Bien sûr, rien n'est aussi simple et il existe bien un lien entre tous les fragments épars. Ce lien, c'est étrangement l'absence, ou la perte ou le néant dont chacun des artistes dont il est ici question a fait l'expérience. Perte d'un enfant pour Issa le poète ou Soseki l'écrivain, néant pour Yamahata qui fut le premier à photographier les victimes du bombardement nucléaire de Nagasaki . De cette expérience « inpartageable », Forest ne dit rien.
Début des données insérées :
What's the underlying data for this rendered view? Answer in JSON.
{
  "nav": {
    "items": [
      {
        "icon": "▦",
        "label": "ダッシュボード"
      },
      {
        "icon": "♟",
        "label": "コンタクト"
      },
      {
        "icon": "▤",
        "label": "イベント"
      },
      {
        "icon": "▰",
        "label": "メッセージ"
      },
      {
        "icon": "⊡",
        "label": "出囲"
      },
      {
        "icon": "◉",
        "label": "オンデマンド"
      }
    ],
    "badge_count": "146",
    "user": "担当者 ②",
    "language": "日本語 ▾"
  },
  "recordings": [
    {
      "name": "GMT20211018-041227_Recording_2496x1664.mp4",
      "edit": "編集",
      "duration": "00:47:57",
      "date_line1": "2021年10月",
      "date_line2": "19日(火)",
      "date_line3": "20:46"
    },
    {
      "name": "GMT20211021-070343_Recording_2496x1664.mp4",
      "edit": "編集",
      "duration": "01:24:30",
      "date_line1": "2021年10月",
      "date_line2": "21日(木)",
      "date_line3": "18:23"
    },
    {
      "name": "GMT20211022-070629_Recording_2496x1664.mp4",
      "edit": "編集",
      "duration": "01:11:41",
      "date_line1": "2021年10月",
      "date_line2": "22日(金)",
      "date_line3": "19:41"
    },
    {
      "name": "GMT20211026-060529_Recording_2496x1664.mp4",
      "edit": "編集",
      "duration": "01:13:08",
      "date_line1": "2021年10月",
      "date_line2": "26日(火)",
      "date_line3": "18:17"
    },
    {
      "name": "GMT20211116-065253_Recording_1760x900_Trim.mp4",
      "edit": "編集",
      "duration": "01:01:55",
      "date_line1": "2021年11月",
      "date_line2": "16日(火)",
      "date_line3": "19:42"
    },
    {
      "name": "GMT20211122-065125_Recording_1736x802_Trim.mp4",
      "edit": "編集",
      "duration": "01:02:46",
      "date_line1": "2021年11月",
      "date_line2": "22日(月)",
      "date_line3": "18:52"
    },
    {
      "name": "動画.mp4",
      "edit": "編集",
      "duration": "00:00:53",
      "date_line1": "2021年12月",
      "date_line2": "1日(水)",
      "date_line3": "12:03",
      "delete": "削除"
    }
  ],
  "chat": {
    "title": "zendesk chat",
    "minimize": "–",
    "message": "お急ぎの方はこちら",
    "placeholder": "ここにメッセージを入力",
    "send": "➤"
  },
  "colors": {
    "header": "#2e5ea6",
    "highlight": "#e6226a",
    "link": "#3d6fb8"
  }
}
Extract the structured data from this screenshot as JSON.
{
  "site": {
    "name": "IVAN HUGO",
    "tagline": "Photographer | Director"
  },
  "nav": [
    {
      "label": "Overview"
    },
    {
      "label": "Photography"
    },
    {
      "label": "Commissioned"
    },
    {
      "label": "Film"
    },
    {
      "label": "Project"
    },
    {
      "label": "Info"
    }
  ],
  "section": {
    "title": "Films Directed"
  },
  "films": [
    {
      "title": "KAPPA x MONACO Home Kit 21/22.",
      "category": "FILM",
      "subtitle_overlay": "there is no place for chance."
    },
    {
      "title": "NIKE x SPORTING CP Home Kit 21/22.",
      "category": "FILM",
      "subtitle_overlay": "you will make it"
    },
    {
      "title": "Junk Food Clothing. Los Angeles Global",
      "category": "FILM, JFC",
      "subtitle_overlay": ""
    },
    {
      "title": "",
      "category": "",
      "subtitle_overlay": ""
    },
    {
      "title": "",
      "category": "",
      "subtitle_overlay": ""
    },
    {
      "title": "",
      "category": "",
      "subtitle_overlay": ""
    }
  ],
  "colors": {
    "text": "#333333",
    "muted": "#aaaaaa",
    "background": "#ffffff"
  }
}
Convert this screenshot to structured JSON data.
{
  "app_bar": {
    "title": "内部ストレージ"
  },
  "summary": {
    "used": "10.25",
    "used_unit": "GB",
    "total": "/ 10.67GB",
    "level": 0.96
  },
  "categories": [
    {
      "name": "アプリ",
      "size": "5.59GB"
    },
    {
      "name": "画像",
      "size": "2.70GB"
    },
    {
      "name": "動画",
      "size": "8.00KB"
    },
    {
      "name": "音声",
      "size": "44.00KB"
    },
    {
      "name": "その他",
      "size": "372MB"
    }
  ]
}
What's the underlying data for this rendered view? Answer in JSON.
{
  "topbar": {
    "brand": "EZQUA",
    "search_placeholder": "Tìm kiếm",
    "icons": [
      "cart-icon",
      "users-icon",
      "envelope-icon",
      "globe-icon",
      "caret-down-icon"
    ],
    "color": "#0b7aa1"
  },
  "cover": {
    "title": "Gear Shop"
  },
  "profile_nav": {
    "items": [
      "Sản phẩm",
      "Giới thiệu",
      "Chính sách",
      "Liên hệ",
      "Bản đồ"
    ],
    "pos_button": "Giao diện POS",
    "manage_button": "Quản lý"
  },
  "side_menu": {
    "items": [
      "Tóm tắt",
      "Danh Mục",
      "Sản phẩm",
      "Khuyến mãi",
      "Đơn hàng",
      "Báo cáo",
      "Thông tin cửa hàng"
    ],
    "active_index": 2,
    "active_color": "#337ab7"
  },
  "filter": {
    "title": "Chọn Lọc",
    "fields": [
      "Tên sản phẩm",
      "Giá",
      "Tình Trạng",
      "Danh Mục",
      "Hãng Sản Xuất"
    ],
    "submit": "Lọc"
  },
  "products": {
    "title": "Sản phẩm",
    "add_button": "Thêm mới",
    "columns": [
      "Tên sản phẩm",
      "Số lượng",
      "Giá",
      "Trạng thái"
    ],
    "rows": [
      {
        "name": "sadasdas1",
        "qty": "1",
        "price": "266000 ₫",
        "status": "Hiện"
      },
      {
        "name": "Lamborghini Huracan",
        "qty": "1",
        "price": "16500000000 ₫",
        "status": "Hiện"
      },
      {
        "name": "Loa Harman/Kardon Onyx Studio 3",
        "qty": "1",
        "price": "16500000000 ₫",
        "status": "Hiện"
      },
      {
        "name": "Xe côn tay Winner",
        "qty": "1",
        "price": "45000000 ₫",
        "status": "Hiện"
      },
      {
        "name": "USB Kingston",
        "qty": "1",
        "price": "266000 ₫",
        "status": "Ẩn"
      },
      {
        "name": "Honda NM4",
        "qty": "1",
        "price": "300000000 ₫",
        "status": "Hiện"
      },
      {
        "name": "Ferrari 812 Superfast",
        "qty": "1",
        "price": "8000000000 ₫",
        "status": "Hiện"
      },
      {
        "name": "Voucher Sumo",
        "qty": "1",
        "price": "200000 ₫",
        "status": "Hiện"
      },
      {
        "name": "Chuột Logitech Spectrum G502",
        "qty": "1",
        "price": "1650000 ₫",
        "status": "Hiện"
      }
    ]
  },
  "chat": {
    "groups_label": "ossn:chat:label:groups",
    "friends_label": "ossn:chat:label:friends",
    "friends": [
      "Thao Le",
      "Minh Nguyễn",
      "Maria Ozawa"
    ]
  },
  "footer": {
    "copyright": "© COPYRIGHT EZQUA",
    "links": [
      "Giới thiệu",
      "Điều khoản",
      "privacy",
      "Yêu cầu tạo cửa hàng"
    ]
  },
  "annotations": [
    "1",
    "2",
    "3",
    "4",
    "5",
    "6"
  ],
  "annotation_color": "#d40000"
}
Il dit simplement la communauté qu'il forme avec ses héros, liés qu'ils sont par une expérience indicible, nous laissant entrevoir que la plusdéchirante des vérités laisse ceux qui la connaissent déchirés mais vivants, incapables d'en témoigner précisemment mais tentant sans cesse d'en approcher, par l'art, l'essence.

L'étrange de titre sur roman, Sarinagara, signifie « cependant », se référant à un poème d'Issa...

Je savais ce monde
Ephémère comme rosée
Et pourtant, pourtant
.

La vérité doit donc se trouve dans ce suspens, dans cet « et pourtant » qui nous dit que l'irréalité des choses ne doit pas nous empêcher des les vivre. Dans ce paradoxe qui fait que l'on ne peut pas s'abîmer tout entier dans une douleur parce qu'autour de nous la vie continue. Il peut être nécessaire de partir très loin pour apprendre cela. Parfois même jusqu'au Japon.